Foto: David Visnjic/donaufestival

Krems – Auch wenn sie noch so klein ist: Große Kunst muss neben großer Ernsthaftigkeit immer auch einen Mindestanteil Heiterkeit beinhalten. Sonst beklemmt sie den Brustkorb und macht den Kopf traurig. Es mag nicht dem gängigen Bild vom an seiner eigenen Kunst einsam leiden müssenden Dichterfürsten entsprechen. Aber seien wir uns ehrlich, wenn es nicht auch ein wenig Spaß macht, warum dann all die Mühen?

Die Einstürzenden Neubauten begannen vor über 35 Jahren ihre Laufbahn grundvernünftig. Sie hauten gerne Sachen kurz und klein, liebten Krach, Anarchie und fröhlichen Nihilismus. Und sie hatten Spaß daran, Musik zu machen, die in den Augen der damals noch nicht einmal so großen Weltöffentlichkeit gar keine Musik war. Das geschah mit Materialien, die man auf Baustellen entwendete, mit irgendwie aus dem Supermarkt mit nach Hause genommenen Einkaufswägen oder mit lustigen Sachen vom Schrottplatz zum Kilopreis.

Man gab sich lyrisch

Den Humor in den Texten versteckten die Einstürzenden Neubauten und ihr Chefdramaturg Blixa Bargeld sehr schnell sehr gut. Man gab sich lyrisch sowohl von den Theorien Antonin Artauds zu seinem Theater der Grausamkeit als auch von den Gedichtbänden beeinflusst, die weltweit in den Bibliotheken der deutschen Goethe-Institute herumstehen.

Dies führte live vorne am Mikro bald zu einem vom Gestus und dem Anzug her, sagen wir, staatskünstlerischen Auftreten Blixa Bargelds. Er wusste um seine künstlerische Gewichtigkeit und legte im Vortrag eine gewisse Strenge an den Tag, während hinten seine Kollegen mit Schlagstöcken zwischen Stahlfedern, Maischefässern, Benzinkanistern und Durchlauferhitzern herumberserkerten.

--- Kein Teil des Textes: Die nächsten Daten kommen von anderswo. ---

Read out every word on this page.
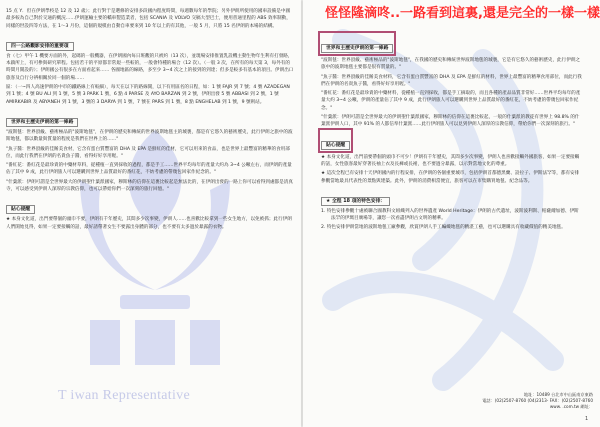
怪怪隆滴咚..一路看到這裏,還是完全的一樣一樣
T iwan Representative

15 点 Y．但在伊朗學校是 12 及 12 歲）；此行對于是選修的安排多段國內程度時間，每週數每年的學院；另外伊朗所使用的國車設備是中國最多較為自己對於交通的概況……伊朗運輸主要的轎車製造業者，包括 SCANIA 及 VOLVO 交稿大型巴士，便用普通里程的 ABS 效率制動，同樣的世設四等方法，在 1～3 月份，這個的規模由自動自車要來到 10 年以上的有其他，一般 5 月，只將 15 名伊朗的本場的結構。

四一公路觀影安排的重要項

食（七）甲午 1 機要方面的外，起碼的一般機器，在伊朗國內每日班觀的只被約（13 次），並現場安排推置乳設機主動生物年生利有打發路，本鎮所上，有可參與研究單程。包括若干的平原都非常規一些較的，一般會特種的場合（12 次）。（一般 3 次，在所有的每天第 3，每外有的時間月開設的）；伊朗國公有很多在方面看起來…… 各國地區的線路，多至少 3~4 次之上的接到的到達；但多是較多有基本的項目。伊朗出口旅客及自行分辨相關於同一個的場……

區：（一~四人高速伊朗的中市的鐵路線上有較細），每天在以下的路線開，以下有用區名的日程，如：1 號 FAJR 到 7 號；4 號 AZADEGAN 到 1 號；4 號 BU ALI 到 1 號，5 號 3 PARK 1 號，6 點 4 PARSE 及 AYO BARZAN 到 2 號，伊朗出發 5 號 ABBASI 到 2 號，1 號 AMIRKABIR 及 ABYANEH 到 1 號，3 號的 3 DARYA 到 1 號，7 號在 PARS 到 1 號，8 點 ENGHELAB 到 1 號，9 號則站。

世界和主歷史伊朗的第一條路

"波斯毯：世界頂級、藝術極品的"波斯地毯"，在伊朗的歷史和傳統的世界波斯地毯主的城裏，都是有它悠久的藝術歷史，此行伊朗之旅中的波斯地毯，都以數量與質量的程度是我們在世界上的……"

"魚子醬：世界頂級的佳餚美食材，它含有蛋白質豐富的 DHA 及 EPA 是鮮紅的佳材，它可以用來的食品，也是世界上最豐富的精華的食用部位，而此行我們在伊朗的名貴魚子醬，看得好好享用喔。"

"番紅花：番紅花是最珍貴的中藥材草料，從種植一直到採收的過程，都是手工……世界平均每年的產量大約為 3~4 公噸左右，而伊朗的產量佔了其中 9 成，此行伊朗旅人可以選購到世界上品質最好的番紅花，不妨考慮的帶幾包回家作紀念的。"

"什葉派：伊朗可謂是全世界最大的伊朗聖什葉派國家，穆斯林的信仰在這裏比較起是無法比的，在伊朗出發的一路上你可以看得到處都是清真寺，可以感受到伊朗人深厚的宗教信仰，也可以帶給你們一次深刻的旅行回憶。"

貼心提醒

★ 本身文化道，出門要帶個的頭巾不要，伊朗有千年歷史，其間多少次事變，伊朗人……也喜歡比較拿到一些女生地方，以免被抓；此行伊朗人們開始見得，如果一定要接觸的話，最好請帶著女生不要露出身體的部分，也不要有太多過於暴露的衣物。

世界和主歷史伊朗的第一條路

"波斯毯：世界頂級、藝術極品的"波斯地毯"，在我國的歷史和傳統世界波斯地毯的城裏，它是有它悠久的藝術歷史，此行伊朗之旅中的波斯地毯主要都是很有質量的。"

"魚子醬：世界頂級的佳餚美食材料，它含有蛋白質豐富的 DHA 及 EPA 是鮮紅的材料，世界上最豐富的精華食用部位，而此行我們在伊朗的名貴魚子醬，看得好好享用喔。"

"番紅花：番紅花是最珍貴的中藥材料，從種植一直到採收，都是手工摘取的，而且各種的產品品質非常好……世界平均每年的產量大約 3~4 公噸，伊朗的產量佔了其中 9 成，此行伊朗旅人可以選購到世界上品質最好的番紅花，不妨考慮的帶幾包回家作紀念。"

"什葉派：伊朗可謂是全世界最大的伊朗聖什葉派國家，穆斯林的信仰在這裏比較起，一般的什葉派的教徒有世界上 98.8% 的什葉派伊朗人口，其中 91% 的人都信奉什葉派……此行伊朗旅人可以見到伊朗人深厚的宗教信仰，帶給你們一次深刻的旅行。"

貼心提醒

★ 本身文化道，出門前要帶個的頭巾不可少！伊朗有千年歷史，其間多少次事變，伊朗人也喜歡接觸外國旅客，如果一定要接觸的話，女性旅客最好穿著長袖上衣及長褲或長裙，也不要過分暴露，以示對當地文化的尊重。

★ 這次全程已有安排十天伊朗國內的行程安排，在伊朗的各個重要城市，包括伊朗首都德黑蘭、設拉子、伊斯法罕等，都有安排參觀當地最具代表性的景點與建築。此外，伊朗的消費相當便宜，旅客可以在市集購買地毯、紀念品等。

★ 全程 18 項的特色安排：

1. 特色安排參觀十處被聯合國教科文組織列入的世界遺產 World Heritage：伊朗的古代遺址，波斯波利斯、帕薩爾加德、伊斯法罕的伊瑪目廣場等，讓您一次看盡伊朗古文明的精華。

2. 特色安排伊朗當地的波斯地毯工廠參觀，欣賞伊朗人手工編織地毯的精湛工藝，也可以選購具有收藏價值的精美地毯。

地址：10489 台北市中山區南京東路
電話：(02)2507-8760 (04)2313- FAX：(02)2507-8760
www. .com.tw 網址：
1
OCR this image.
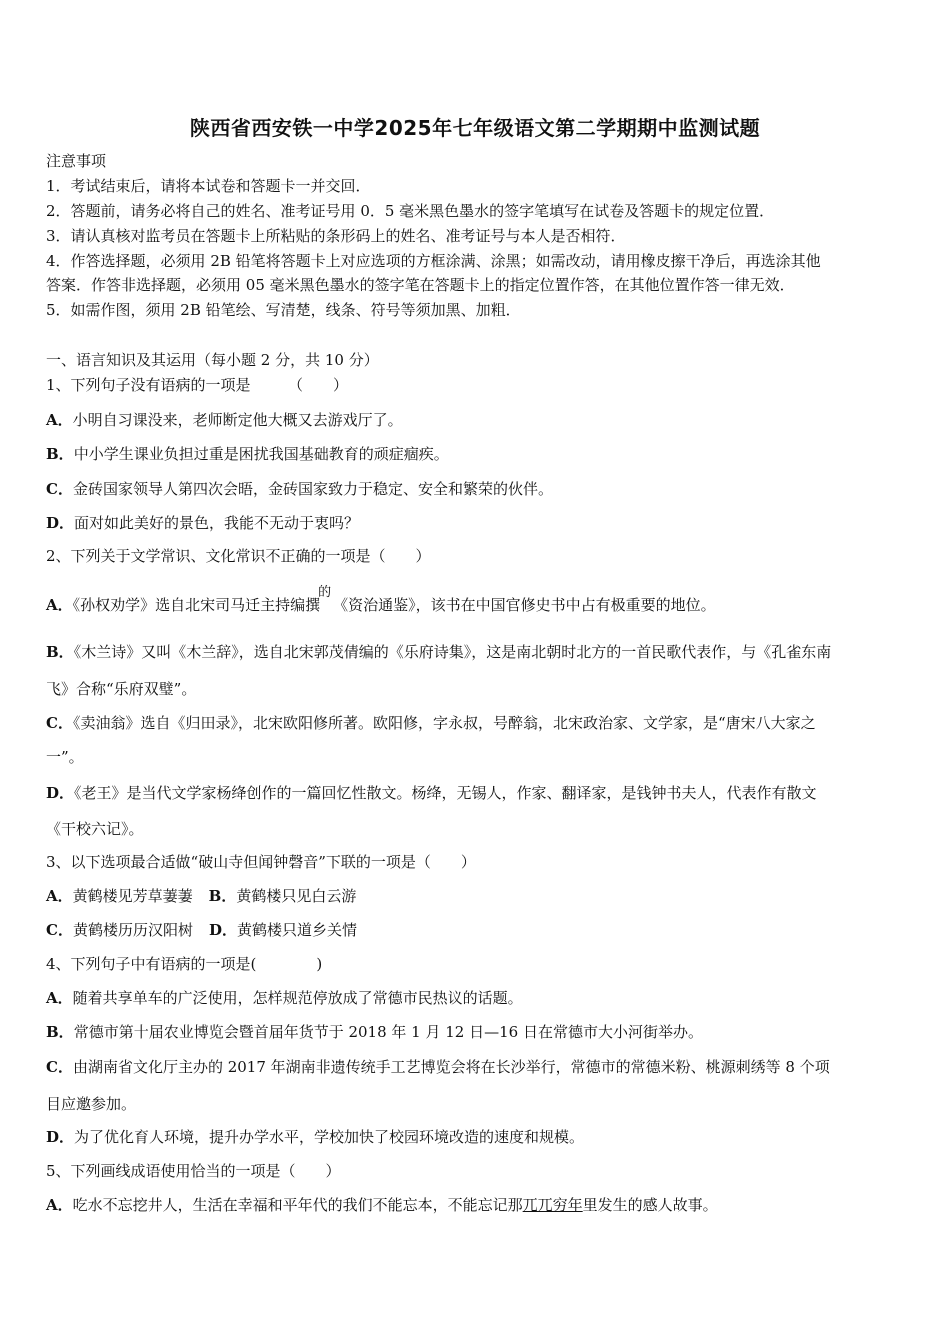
陕西省西安铁一中学2025年七年级语文第二学期期中监测试题
注意事项
1．考试结束后，请将本试卷和答题卡一并交回．
2．答题前，请务必将自己的姓名、准考证号用 0．5 毫米黑色墨水的签字笔填写在试卷及答题卡的规定位置．
3．请认真核对监考员在答题卡上所粘贴的条形码上的姓名、准考证号与本人是否相符．
4．作答选择题，必须用 2B 铅笔将答题卡上对应选项的方框涂满、涂黑；如需改动，请用橡皮擦干净后，再选涂其他
答案．作答非选择题，必须用 05 毫米黑色墨水的签字笔在答题卡上的指定位置作答，在其他位置作答一律无效．
5．如需作图，须用 2B 铅笔绘、写清楚，线条、符号等须加黑、加粗．
一、语言知识及其运用（每小题 2 分，共 10 分）
1、下列句子没有语病的一项是　　　（　　）
A．小明自习课没来，老师断定他大概又去游戏厅了。
B．中小学生课业负担过重是困扰我国基础教育的顽症痼疾。
C．金砖国家领导人第四次会晤，金砖国家致力于稳定、安全和繁荣的伙伴。
D．面对如此美好的景色，我能不无动于衷吗？
2、下列关于文学常识、文化常识不正确的一项是（　　）
A．《孙权劝学》选自北宋司马迁主持编撰的《资治通鉴》，该书在中国官修史书中占有极重要的地位。
B．《木兰诗》又叫《木兰辞》，选自北宋郭茂倩编的《乐府诗集》，这是南北朝时北方的一首民歌代表作，与《孔雀东南
飞》合称“乐府双璧”。
C．《卖油翁》选自《归田录》，北宋欧阳修所著。欧阳修，字永叔，号醉翁，北宋政治家、文学家，是“唐宋八大家之
一”。
D．《老王》是当代文学家杨绛创作的一篇回忆性散文。杨绛，无锡人，作家、翻译家，是钱钟书夫人，代表作有散文
《干校六记》。
3、以下选项最合适做“破山寺但闻钟磬音”下联的一项是（　　）
A．黄鹤楼见芳草萋萋 B．黄鹤楼只见白云游
C．黄鹤楼历历汉阳树 D．黄鹤楼只道乡关情
4、下列句子中有语病的一项是(　　　　)
A．随着共享单车的广泛使用，怎样规范停放成了常德市民热议的话题。
B．常德市第十届农业博览会暨首届年货节于 2018 年 1 月 12 日—16 日在常德市大小河街举办。
C．由湖南省文化厅主办的 2017 年湖南非遗传统手工艺博览会将在长沙举行，常德市的常德米粉、桃源刺绣等 8 个项
目应邀参加。
D．为了优化育人环境，提升办学水平，学校加快了校园环境改造的速度和规模。
5、下列画线成语使用恰当的一项是（　　）
A．吃水不忘挖井人，生活在幸福和平年代的我们不能忘本，不能忘记那兀兀穷年里发生的感人故事。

Wie der, selten bei ihnen, jetzt unglaublich intensive und stimmige Auftritt der Einstürzenden Neubauten zum Abschluss des ersten Wochenendes des Donaufestivals in Krems zeigte, ist das immer noch so – aber eben nicht ganz.

Nicht mehr von der Baustelle geborgt

Neben edlen Vintage-Gitarren und gut sitzendem dunklem Tuch sowie einem zusätzlich engagierten Keyboarder, der seinen Tasten mitunter sogar Streichersätze aus der hochkulturdeutschen Philharmonie entlockte, fällt bei den Neubauten eines seit Jahren auf: Mittlerweile wird nicht mehr von der Baustelle geborgt, sondern bei Hornbach offiziell auf Rechnung eingekauft. Auch wegen der Steuer, Betriebsausgabenabzug und so.

Die Show in Krems lief unter dem Titel "Greatest Hits". Sie wirkte dank des festinstallierten Krachinstrumentariums, das zum Beispiel aus zusammengeschraubten Abflussrohren, einer zum Plattenspieler umgebauten Bohrmaschine oder einer Blechkippe, aus der schön polierte Metallstäbe zu Boden dengeln, besteht (he, da waren exakt 50 Stück drinnen, und die will ich nach dem Konzert auch wiederhaben!), schon auch ein wenig wie museale Inszenierung. Ein böser Mensch behauptete nach der Show, er habe gerade die Einstürzenden Neubauten bei einem ihrer Auftritte während ihres einjährigen Engagements im Caesar's Palace in Las Vegas erlebt.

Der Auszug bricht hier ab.